Les Roueries de Trialph

Sur la mort d'un agent de change

Trialph est un jeune homme tourmenté, insatisfait du monde, blessé par un amour de jeunesse idolâtre et malheureux, cynique un moment, plein de remords le suivant, athée mais ému par la religion, amoureux encore, préparant des assassinats, des duels ou des suicides, philosophant un moment avant de se laisser emporter par ses passions. C'est un personnage romantique, qui fait des phrases et se veut homme de lettres, ne sachant rien faire d'autre. Ce premier extrait, tiré du chapitre seize, nous le dépeint un peu.

...

Ayant acheté une tête de mort, non lavée à la chaux, mais jaune encore d'une espèce de rouille humaine, je trouvais d'abord que ce spectacle valait la peine d'être contemplé, pendant des heures entières, en rimassant, en me toilettant, en folâtrant. Cependant, comme je me lassais enfin de cette monotonie de sensations philosophiques, une idée me vint d'embellir la chose; et je ne trouvai rien de mieux que de placer dans chaque creux de l'orbite vide des yeux, une montre d'un curé de campagne, autrefois mon bienfaiteur, pour le côté droit, et un charmant petit thermomètre, pour le côté gauche. Ce meuble étant ainsi enjolivé, je savais très-convenablement l'heure et les révolutions de la température: mais mon imagination, capricieuse Titania, fée à la baguette magique, alla plus loin. A la place d'une oreille, en guise de cornes, je mis des cigarittos que j'adore de passion, et en regard (touchant contraste!) des fleurs toujours fraîches, que je guettais à voir éclore. Enfin la charpente osseuse du nez me servit commodément à suspendre mes bagues d'or, et le camée d'un bracelet que j'avais volé à une fougueuse italienne, qui s'est mise depuis à chanter, la misérable créature! pieds nus, sur les boulevards...
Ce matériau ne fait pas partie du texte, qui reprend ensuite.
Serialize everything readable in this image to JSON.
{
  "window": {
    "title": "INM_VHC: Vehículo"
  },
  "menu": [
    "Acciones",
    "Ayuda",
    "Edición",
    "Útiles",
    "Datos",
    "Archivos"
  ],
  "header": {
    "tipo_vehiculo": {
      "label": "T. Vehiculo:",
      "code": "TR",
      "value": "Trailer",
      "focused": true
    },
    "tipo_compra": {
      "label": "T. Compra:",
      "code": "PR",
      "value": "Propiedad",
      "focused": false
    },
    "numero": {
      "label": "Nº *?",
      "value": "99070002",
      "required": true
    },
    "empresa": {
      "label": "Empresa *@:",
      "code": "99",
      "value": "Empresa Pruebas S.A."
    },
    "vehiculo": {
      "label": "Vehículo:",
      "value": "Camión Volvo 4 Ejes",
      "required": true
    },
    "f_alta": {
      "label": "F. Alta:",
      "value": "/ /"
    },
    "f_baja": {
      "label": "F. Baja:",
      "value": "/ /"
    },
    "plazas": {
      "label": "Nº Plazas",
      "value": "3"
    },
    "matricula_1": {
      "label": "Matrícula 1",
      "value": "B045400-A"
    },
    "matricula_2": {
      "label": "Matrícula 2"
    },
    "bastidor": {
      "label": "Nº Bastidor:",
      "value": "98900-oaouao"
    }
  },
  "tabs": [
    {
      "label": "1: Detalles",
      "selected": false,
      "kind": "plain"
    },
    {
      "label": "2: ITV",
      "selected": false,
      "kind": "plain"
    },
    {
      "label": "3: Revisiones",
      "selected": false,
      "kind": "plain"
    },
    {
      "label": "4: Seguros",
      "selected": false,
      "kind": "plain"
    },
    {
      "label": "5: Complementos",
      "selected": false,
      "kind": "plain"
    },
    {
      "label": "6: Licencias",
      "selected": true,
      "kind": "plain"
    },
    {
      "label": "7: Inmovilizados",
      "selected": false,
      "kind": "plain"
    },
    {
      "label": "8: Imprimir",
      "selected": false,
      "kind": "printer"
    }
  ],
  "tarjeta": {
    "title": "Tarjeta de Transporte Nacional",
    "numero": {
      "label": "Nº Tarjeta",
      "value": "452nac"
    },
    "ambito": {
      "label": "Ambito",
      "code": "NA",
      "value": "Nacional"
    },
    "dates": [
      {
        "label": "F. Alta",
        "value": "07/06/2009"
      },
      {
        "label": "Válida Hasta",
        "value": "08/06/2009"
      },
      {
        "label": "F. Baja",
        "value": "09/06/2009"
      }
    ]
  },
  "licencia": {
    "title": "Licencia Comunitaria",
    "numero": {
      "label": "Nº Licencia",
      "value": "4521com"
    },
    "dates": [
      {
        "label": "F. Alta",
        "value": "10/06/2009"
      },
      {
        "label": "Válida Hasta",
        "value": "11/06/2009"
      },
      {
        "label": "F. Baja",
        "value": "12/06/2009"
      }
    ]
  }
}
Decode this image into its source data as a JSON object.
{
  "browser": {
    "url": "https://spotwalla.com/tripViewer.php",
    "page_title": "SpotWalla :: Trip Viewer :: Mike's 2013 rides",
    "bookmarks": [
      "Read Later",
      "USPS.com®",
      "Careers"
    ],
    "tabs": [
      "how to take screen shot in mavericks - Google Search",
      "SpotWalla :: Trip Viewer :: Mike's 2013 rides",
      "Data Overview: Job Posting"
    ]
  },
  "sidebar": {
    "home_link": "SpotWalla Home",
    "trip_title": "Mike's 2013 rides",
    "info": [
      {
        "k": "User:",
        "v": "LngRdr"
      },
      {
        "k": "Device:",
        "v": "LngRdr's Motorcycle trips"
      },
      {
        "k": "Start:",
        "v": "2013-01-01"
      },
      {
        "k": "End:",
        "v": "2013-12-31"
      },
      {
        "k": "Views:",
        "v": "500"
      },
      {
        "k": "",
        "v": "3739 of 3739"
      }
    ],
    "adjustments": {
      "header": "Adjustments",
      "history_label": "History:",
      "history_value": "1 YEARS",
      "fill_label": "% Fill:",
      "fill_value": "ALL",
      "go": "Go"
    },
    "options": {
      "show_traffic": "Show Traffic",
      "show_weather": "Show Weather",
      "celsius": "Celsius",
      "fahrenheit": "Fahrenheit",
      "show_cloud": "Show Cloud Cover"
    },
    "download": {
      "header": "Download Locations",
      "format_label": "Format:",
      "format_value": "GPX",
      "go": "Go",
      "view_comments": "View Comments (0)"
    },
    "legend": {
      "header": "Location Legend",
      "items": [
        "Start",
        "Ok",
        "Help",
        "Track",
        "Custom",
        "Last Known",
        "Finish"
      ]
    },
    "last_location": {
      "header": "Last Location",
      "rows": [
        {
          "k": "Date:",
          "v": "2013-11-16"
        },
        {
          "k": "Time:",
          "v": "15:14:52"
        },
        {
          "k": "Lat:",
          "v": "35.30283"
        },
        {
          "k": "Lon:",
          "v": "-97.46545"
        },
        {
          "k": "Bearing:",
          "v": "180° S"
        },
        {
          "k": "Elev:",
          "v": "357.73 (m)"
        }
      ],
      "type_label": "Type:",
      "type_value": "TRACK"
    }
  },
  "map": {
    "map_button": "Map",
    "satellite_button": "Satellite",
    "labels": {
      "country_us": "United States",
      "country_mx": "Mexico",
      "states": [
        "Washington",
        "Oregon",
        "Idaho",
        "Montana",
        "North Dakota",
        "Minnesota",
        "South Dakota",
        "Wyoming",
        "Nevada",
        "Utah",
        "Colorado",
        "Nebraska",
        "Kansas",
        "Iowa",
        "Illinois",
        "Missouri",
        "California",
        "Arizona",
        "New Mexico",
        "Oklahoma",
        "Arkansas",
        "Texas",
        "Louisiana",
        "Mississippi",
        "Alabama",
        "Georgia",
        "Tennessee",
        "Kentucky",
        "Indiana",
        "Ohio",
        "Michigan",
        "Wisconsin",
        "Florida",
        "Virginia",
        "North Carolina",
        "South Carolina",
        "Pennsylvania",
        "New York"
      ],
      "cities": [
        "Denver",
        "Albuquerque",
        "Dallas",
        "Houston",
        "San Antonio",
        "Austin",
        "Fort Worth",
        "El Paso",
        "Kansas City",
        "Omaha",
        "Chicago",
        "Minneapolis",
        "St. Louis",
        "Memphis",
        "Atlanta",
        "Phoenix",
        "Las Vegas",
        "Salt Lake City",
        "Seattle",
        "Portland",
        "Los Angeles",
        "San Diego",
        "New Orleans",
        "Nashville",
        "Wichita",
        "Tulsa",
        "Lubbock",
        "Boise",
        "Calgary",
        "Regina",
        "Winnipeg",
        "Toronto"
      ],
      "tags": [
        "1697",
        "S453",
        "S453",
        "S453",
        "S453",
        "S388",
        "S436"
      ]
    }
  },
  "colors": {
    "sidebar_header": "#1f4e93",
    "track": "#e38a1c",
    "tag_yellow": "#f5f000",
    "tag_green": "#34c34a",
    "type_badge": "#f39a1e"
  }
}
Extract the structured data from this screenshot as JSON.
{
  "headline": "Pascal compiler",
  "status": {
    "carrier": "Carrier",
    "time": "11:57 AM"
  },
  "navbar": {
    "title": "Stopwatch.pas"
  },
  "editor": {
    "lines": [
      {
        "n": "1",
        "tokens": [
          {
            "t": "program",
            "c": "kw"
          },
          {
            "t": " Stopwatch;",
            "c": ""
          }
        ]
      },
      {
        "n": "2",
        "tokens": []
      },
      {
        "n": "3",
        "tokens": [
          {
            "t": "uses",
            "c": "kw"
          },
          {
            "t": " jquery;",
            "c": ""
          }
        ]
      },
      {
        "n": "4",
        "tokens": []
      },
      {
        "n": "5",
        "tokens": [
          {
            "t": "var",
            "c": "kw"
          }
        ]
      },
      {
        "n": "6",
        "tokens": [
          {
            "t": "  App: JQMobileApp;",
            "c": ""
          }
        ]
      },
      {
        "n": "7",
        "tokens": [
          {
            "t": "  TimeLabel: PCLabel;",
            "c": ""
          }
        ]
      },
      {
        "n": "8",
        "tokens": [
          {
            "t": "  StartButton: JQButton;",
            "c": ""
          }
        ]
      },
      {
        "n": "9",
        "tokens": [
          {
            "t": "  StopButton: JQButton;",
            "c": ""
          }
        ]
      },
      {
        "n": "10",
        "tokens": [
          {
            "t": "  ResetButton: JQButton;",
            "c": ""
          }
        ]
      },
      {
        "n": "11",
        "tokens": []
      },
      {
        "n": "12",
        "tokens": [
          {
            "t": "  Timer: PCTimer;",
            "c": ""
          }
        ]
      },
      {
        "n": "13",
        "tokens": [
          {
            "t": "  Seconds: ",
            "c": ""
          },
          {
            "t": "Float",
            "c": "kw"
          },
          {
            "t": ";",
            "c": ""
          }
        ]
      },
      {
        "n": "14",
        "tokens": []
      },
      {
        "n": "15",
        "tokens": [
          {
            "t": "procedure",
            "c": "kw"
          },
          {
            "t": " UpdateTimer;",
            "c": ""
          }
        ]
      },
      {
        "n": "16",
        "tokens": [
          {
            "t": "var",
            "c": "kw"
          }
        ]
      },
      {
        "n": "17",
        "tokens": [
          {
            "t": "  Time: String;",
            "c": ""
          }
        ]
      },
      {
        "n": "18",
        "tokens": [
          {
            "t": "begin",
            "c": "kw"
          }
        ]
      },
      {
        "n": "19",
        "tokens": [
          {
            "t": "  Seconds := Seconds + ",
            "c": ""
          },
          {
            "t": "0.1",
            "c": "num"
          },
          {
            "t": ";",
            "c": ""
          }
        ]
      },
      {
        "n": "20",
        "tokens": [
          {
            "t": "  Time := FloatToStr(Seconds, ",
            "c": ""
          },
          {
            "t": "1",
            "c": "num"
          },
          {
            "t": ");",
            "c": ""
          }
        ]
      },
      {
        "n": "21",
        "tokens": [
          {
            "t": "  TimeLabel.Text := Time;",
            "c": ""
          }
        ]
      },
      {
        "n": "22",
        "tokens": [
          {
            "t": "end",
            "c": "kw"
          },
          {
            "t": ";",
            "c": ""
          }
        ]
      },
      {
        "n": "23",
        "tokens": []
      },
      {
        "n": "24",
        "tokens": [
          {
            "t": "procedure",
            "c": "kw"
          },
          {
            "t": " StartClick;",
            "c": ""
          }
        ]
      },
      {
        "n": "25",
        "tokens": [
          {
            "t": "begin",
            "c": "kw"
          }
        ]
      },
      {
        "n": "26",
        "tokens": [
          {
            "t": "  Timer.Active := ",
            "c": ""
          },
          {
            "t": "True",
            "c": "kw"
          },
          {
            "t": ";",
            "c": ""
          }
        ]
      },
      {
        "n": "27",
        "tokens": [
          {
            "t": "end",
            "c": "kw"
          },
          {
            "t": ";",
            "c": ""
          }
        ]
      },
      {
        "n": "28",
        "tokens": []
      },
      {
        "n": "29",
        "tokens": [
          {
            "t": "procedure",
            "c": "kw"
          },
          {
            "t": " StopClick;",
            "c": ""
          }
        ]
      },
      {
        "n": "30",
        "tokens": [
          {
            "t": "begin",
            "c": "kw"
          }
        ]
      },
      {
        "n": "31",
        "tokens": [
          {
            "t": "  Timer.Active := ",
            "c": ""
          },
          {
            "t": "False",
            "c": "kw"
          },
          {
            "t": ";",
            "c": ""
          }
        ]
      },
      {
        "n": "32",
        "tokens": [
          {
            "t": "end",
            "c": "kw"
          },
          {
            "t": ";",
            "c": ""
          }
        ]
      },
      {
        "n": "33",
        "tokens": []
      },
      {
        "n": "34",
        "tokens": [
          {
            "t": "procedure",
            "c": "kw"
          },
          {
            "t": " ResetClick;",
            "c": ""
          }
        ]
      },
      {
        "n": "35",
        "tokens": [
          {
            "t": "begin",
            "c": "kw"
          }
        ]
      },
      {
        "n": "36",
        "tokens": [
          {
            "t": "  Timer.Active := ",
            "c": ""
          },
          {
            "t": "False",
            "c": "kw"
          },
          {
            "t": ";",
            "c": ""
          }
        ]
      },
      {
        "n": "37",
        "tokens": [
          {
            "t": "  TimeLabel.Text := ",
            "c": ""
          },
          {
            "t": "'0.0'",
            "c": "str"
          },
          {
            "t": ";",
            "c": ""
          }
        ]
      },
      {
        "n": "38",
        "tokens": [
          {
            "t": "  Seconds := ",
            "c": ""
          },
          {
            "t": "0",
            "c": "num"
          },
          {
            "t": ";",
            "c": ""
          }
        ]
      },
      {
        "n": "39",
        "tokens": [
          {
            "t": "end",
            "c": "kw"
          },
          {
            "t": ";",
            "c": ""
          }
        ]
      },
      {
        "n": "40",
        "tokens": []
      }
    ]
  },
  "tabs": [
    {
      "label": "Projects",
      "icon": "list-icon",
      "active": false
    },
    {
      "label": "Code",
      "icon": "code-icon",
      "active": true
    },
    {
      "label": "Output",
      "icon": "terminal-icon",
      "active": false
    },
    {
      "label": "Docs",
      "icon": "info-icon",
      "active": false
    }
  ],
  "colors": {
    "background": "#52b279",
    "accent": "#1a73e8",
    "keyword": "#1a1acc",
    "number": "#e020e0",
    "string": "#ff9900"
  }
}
Cette tête d'homme se donnait donc orgueilleusement des grâces sur une chiffonnière, auprès de mon lit...

Dans cet extrait du chapitre quarante-trois, Trialph ayant pris une forte dose de morphine, dans l'espoir vague de mourir, a des hallucinations et rencontre son père défunt alors qu'il était encore enfant.

Il reprit solennellement :

— Puis que tu es poète, ô mon fils, je veux te faire comprendre la haute tâche qu'il t'est donné d'accomplir, à ton retour, sur la terre. Le poète n'est pas un être isolé de la création; le poète est l'expression la plus intime, le type le plus vrai de la société contemporaine dont il pressent l'avenir, comme l'hirondelle devance le printemps, ou plutôt comme l'aube précède le soleil dont elle est elle-même une manifestation identique. Le poète n'est pas un membre inutile, superflu de la grande famille humaine: tu détourneras ton sourire de ceux qui le pensent, et tu leur demanderas: « A quoi sert la beauté de leurs femmes? » Car la chanson du poète, la plus frivole et la plus insouciante, est aussi nécessaire dans l'ordre universel des harmonies, que le gazouillement du rossignol, la magnificence des nuages et le vermillon des roses, devant celui qui a répandu à profusion le luxe des existences et des contrastes.

Etc...

J'ai bien l'impression que Lassailly prête ici ses opinions à son père, qui devait penser tout autrement. Un peu plus loin, au chapitre quarante-six, Trialph rencontre Satan en Enfer. Il voit son siècle, il voit Paris...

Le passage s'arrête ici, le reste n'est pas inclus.